You might ask, Why don’t you keep a bedside journal in which to jot these thoughts? (I’ve tried this before - after weeks of not using it, I put it away to clear space and that’s usually when something comes up. Go figure.) Why don’t you just get up and go write them down wherever you keep your things? (Dear reader, when you are 62 years old and already have trouble falling asleep, you will not consider this an option, either.) Why don’t you put them in the notes app on your phone? ( I have a good answer for this last one - I refuse to keep my phone in my bedroom.)
In the past, I have remembered at least the gist of what I wanted to remember the next morning by repeating it over and over in my mind, anchoring it there somehow. But lines aren’t the only things I forget these days. I walk into a room and forget what I went in there to do. I ask for confirmation/clarification before running errands lest I forget some promised task. I probably send my friends too many texts or emails for the same reason. (Sorry, friends. Thank you for not blocking me.)
But why, oh why, then do I remember the most INCONSEQUENTIAL things? Here are just a few bizarre things permanently etched in my brain that I cannot shake:
The lyrics to the truly horrible 70s song “The Night Chicago Died” by Paper Lace. Five decades later, I recall the whole awful thing, right down the inaccurate spoken section at the beginning which refers to the “east side of Chicago”— which is, in fact, Lake Michigan. (Lots of horrible song lyrics are stuck in there, mostly from that same period of 1970-1975. “Seasons in the Sun.” “Billy Don’t Be a Hero.” “Brandy.” Don’t let anyone tell you that 70s pop radio was any good…) You can suffer through it here, if you dare…
The way Keegan-Michael Key used to say “Whole. Notha. Level.” as Eugene Struthers on MAD-TV. I cannot hear or say that phrase without thinking of his inflection.
How to count to ten in German. (My grandpa taught me when I was small, but I have never learned any other parts of the language.)
How to spell “hell” and “boobs” on a calculator. (I’m very mature…)
How to hem a pair of pants or skirt with masking tape. (Worked women’s retail through college and it was a fashion show trick.)

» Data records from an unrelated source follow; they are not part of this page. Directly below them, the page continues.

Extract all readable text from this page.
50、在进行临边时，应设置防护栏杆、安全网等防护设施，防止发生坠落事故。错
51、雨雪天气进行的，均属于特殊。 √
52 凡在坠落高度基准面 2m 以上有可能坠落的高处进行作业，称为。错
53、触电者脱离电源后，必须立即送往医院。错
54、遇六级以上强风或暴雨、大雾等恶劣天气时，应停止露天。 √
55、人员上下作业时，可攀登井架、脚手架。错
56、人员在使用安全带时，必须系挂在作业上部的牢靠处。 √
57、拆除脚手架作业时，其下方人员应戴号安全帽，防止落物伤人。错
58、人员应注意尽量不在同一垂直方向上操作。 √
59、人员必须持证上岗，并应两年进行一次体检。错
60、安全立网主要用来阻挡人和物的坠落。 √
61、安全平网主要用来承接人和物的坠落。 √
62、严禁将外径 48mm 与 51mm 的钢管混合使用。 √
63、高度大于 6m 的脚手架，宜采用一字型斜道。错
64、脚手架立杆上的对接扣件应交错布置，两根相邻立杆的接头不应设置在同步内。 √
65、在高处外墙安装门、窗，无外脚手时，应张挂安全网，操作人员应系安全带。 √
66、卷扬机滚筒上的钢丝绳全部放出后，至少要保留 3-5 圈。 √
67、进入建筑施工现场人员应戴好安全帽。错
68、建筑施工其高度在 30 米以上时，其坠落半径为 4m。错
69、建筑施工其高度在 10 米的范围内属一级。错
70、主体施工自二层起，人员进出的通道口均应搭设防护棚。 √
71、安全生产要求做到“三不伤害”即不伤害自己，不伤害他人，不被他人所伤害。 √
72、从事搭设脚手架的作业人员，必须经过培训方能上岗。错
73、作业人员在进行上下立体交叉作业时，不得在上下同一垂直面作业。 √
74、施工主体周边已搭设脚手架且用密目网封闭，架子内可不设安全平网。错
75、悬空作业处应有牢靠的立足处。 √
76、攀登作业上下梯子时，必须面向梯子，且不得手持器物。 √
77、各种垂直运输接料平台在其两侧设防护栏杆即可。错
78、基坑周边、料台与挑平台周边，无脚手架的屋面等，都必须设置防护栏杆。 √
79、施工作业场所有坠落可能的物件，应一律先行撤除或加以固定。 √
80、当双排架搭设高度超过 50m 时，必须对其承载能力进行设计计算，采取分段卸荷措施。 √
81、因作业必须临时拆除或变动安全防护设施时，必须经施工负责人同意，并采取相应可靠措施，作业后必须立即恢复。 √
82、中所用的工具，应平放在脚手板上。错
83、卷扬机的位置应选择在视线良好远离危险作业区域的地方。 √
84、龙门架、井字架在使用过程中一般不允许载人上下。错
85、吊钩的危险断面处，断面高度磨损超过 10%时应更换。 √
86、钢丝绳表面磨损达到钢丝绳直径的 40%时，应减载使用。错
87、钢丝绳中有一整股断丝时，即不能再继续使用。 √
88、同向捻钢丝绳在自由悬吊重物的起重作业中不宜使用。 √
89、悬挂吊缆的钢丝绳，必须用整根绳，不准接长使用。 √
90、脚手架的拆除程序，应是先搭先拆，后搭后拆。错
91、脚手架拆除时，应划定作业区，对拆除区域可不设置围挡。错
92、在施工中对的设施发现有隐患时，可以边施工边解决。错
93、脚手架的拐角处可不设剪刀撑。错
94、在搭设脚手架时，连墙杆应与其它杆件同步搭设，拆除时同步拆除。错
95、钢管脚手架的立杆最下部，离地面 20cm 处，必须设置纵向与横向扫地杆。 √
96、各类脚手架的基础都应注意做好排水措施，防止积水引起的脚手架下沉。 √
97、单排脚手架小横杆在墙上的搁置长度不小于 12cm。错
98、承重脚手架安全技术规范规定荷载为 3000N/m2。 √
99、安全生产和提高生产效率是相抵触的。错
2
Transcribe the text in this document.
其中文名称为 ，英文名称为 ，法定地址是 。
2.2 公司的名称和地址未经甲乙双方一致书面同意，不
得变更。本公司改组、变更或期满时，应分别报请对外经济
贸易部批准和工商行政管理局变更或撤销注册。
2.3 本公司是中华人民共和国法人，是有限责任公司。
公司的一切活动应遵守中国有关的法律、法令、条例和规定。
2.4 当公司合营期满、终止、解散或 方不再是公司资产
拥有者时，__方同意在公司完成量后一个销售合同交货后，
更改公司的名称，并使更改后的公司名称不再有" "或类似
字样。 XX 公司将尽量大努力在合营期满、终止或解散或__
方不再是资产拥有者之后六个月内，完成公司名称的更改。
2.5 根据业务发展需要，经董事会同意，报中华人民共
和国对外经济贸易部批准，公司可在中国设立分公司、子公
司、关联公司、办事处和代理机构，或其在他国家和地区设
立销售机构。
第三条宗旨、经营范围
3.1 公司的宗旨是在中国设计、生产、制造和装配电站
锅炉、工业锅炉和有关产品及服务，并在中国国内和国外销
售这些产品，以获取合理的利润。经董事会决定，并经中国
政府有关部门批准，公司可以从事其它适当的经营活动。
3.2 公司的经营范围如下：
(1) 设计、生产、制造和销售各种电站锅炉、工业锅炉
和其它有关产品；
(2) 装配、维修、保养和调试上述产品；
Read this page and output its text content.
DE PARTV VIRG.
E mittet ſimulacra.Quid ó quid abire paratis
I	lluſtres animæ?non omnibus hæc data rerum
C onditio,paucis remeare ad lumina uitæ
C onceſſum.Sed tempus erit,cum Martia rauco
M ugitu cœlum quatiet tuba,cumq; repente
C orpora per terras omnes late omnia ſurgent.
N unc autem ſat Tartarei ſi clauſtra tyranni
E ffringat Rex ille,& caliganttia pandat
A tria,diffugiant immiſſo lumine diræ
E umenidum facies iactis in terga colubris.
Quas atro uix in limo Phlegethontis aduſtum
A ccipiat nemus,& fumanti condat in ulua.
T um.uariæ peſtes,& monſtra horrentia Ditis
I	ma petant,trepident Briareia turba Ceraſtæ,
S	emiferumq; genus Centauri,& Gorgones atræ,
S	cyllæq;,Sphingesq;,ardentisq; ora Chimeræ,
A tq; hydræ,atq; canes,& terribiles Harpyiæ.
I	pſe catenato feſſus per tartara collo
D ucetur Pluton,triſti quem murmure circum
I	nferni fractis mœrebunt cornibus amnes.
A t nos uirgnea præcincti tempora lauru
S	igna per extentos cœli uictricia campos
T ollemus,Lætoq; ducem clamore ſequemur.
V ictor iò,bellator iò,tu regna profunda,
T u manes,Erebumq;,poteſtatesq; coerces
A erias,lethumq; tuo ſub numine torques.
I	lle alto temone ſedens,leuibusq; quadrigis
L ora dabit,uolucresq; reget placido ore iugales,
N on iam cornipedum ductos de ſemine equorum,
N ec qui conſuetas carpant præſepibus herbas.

TWO different nearly-foolproof cures for hiccups. (Drinking from the back rim of a cup OR drinking as much water as you can as fast as you can then plugging your ears and burping. My middle school students used to love that one…)
You get the idea.
Memory is a jerk sometimes. It keeps insignificant things (like the above-mentioned list). It locks in moments I’d rather NOT remember, like the last nights with my mother and my father, with exacting clarity.
Yet it conveniently discards moments I wish I could recall better but have disappeared into the ether. Like the train song I made up and used to sing to my son at bedtime. Or those elusive lines that came to me in a near-sleep state that I will most likely never happen upon again.
Perhaps that is why I write in the first place. To observe and report. To keep the world and my memory of it intact.
Prompts:
Make a list of things you remember that are unnecessary.
Option 1: Flip the script and write about them as if they have some importance.
Option 2: Take one of the items from your list and write a narrative (real or imagined) that uses it as a focal point.